Custom logs play a pivotal role in the Oracle Cloud Infrastructure (OCI) Logging Service, providing insights into various aspects of applications and workloads. Let’s delve into the intricacies of setting up and configuring custom logs within OCI.
Understanding Custom Logs
Custom logs encompass logs generated by bespoke applications or workloads, whether they operate within OCI, on-premises environments, or external cloud providers. It’s essential to configure custom logs comprehensively, even for OCI compute instances, to ensure the collection of application-specific or system-level logs.
Methods of Ingesting Custom Logs
There are two primary methods for ingesting custom logs: utilizing the “Put logs” API or employing the Unified Monitoring Agent, also known as the FluentD agent. Our focus will be on the FluentD agent due to its significance in log ingestion within OCI.
Unified Monitoring Agent: An Overview
The Unified Monitoring Agent, built on CNCF specification version 1, serves as an open-source data collector facilitating a unified logging layer between data sources and backend systems. Deployment of the agent varies depending on the environment.
Enabling the Agent on OCI Compute Instances
For OCI compute instances, the agent can be enabled conveniently through the Oracle Cloud Agent plugin UI. By accessing the Oracle Cloud Agent tab from the instance page, users can enable the Unified Agent or the custom logs monitoring plugin effortlessly.
Manual Installation for External Systems
Alternatively, manual installation of the agent is preferred for external systems, such as workloads in on-premises or different cloud infrastructure environments. While recent OCI instances feature the Oracle Cloud Agent plugin, manual installation may be necessary for specific requirements.

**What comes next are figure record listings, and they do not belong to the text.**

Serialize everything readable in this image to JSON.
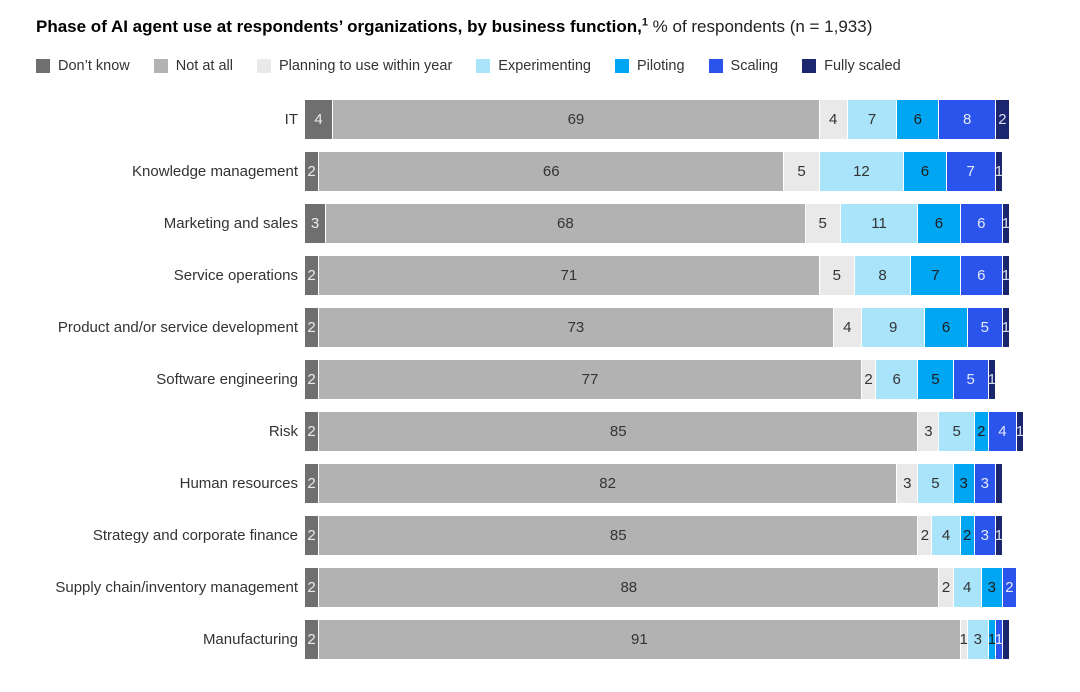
{
  "title": {
    "bold_text": "Phase of AI agent use at respondents’ organizations, by business function,",
    "footnote_marker": "1",
    "regular_text": " % of respondents (n = 1,933)"
  },
  "legend": {
    "items": [
      {
        "key": "dont-know",
        "label": "Don’t know",
        "color": "#6f6f6f"
      },
      {
        "key": "not-at-all",
        "label": "Not at all",
        "color": "#b2b2b2"
      },
      {
        "key": "planning",
        "label": "Planning to use within year",
        "color": "#e9e9e9"
      },
      {
        "key": "experimenting",
        "label": "Experimenting",
        "color": "#a9e4fb"
      },
      {
        "key": "piloting",
        "label": "Piloting",
        "color": "#00a6f2"
      },
      {
        "key": "scaling",
        "label": "Scaling",
        "color": "#2a54eb"
      },
      {
        "key": "fully-scaled",
        "label": "Fully scaled",
        "color": "#1a2770"
      }
    ]
  },
  "chart_data": {
    "type": "bar",
    "stacked": true,
    "orientation": "horizontal",
    "title": "Phase of AI agent use at respondents’ organizations, by business function",
    "unit": "% of respondents",
    "sample_size": "n = 1,933",
    "x_max": 100,
    "grid": false,
    "legend_position": "top",
    "categories": [
      "IT",
      "Knowledge management",
      "Marketing and sales",
      "Service operations",
      "Product and/or service development",
      "Software engineering",
      "Risk",
      "Human resources",
      "Strategy and corporate finance",
      "Supply chain/inventory management",
      "Manufacturing"
    ],
    "series": [
      {
        "name": "Don’t know",
        "key": "dont-know",
        "color": "#6f6f6f",
        "text_color": "#ececec",
        "values": [
          4,
          2,
          3,
          2,
          2,
          2,
          2,
          2,
          2,
          2,
          2
        ],
        "labels": [
          "4",
          "2",
          "3",
          "2",
          "2",
          "2",
          "2",
          "2",
          "2",
          "2",
          "2"
        ]
      },
      {
        "name": "Not at all",
        "key": "not-at-all",
        "color": "#b2b2b2",
        "text_color": "#333333",
        "values": [
          69,
          66,
          68,
          71,
          73,
          77,
          85,
          82,
          85,
          88,
          91
        ],
        "labels": [
          "69",
          "66",
          "68",
          "71",
          "73",
          "77",
          "85",
          "82",
          "85",
          "88",
          "91"
        ]
      },
      {
        "name": "Planning to use within year",
        "key": "planning",
        "color": "#e9e9e9",
        "text_color": "#333333",
        "values": [
          4,
          5,
          5,
          5,
          4,
          2,
          3,
          3,
          2,
          2,
          1
        ],
        "labels": [
          "4",
          "5",
          "5",
          "5",
          "4",
          "2",
          "3",
          "3",
          "2",
          "2",
          "1"
        ]
      },
      {
        "name": "Experimenting",
        "key": "experimenting",
        "color": "#a9e4fb",
        "text_color": "#333333",
        "values": [
          7,
          12,
          11,
          8,
          9,
          6,
          5,
          5,
          4,
          4,
          3
        ],
        "labels": [
          "7",
          "12",
          "11",
          "8",
          "9",
          "6",
          "5",
          "5",
          "4",
          "4",
          "3"
        ]
      },
      {
        "name": "Piloting",
        "key": "piloting",
        "color": "#00a6f2",
        "text_color": "#1e1e1e",
        "values": [
          6,
          6,
          6,
          7,
          6,
          5,
          2,
          3,
          2,
          3,
          1
        ],
        "labels": [
          "6",
          "6",
          "6",
          "7",
          "6",
          "5",
          "2",
          "3",
          "2",
          "3",
          "1"
        ]
      },
      {
        "name": "Scaling",
        "key": "scaling",
        "color": "#2a54eb",
        "text_color": "#e3e9fa",
        "values": [
          8,
          7,
          6,
          6,
          5,
          5,
          4,
          3,
          3,
          2,
          1
        ],
        "labels": [
          "8",
          "7",
          "6",
          "6",
          "5",
          "5",
          "4",
          "3",
          "3",
          "2",
          "1"
        ]
      },
      {
        "name": "Fully scaled",
        "key": "fully-scaled",
        "color": "#1a2770",
        "text_color": "#d9dcec",
        "values": [
          2,
          1,
          1,
          1,
          1,
          1,
          1,
          1,
          1,
          0,
          1
        ],
        "labels": [
          "2",
          "1",
          "1",
          "1",
          "1",
          "1",
          "1",
          "",
          "1",
          "",
          ""
        ]
      }
    ]
  }
}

Supported Operating Systems for the Agent
The FluentD agent is compatible with various operating systems, including Oracle Linux, CentOS, Ubuntu, and Windows Server versions, ensuring flexibility in deployment across diverse environments.
Workflow of the Agent
Enabling custom logs entails a two-step process. First, install the agent binary on the desired instances or workloads. Second, configure the agent within the OCI Logging Service, specifying the hosts or instances for log collection, desired log types, and parsers for data interpretation.
Log Parsing for Enhanced Analysis
Log parsing facilitates the breakdown of large log volumes into interpretable data segments. Users can opt for parsers tailored to specific formats like XML, syslog, or JSON, streamlining data analysis.
Defining Log Destinations
Lastly, define the log destination within the OCI Logging Service, specifying the compartment, log group, and log object for storing custom logs.
Managing Agent Services
On compute instances, services such as the Unified Monitoring Agent service and associated services on Linux-based instances oversee the agent’s running state, installation, and updates, ensuring seamless log collection.
Configuring Host Groups
Host groups play a crucial role in specifying hosts for log collection. Dynamic groups, defined through IAM policies, are ideal for OCI compute instances, while User Groups cater to instances outside the OCI environment.
Selecting Log Inputs
The agent configuration allows users to specify the type of logs for ingestion, including Windows event logs and directory paths for log files, with support for advanced parsers like Auditd, JSON, CSV, or syslog.
Wrapping Up
In conclusion, enabling custom logs in OCI involves a structured approach encompassing the deployment of the FluentD-based Unified Monitoring Agent, meticulous configuration of agent services, and definition of log collection parameters. By following these steps, users can harness the power of custom logs to gain valuable insights into their OCI environments.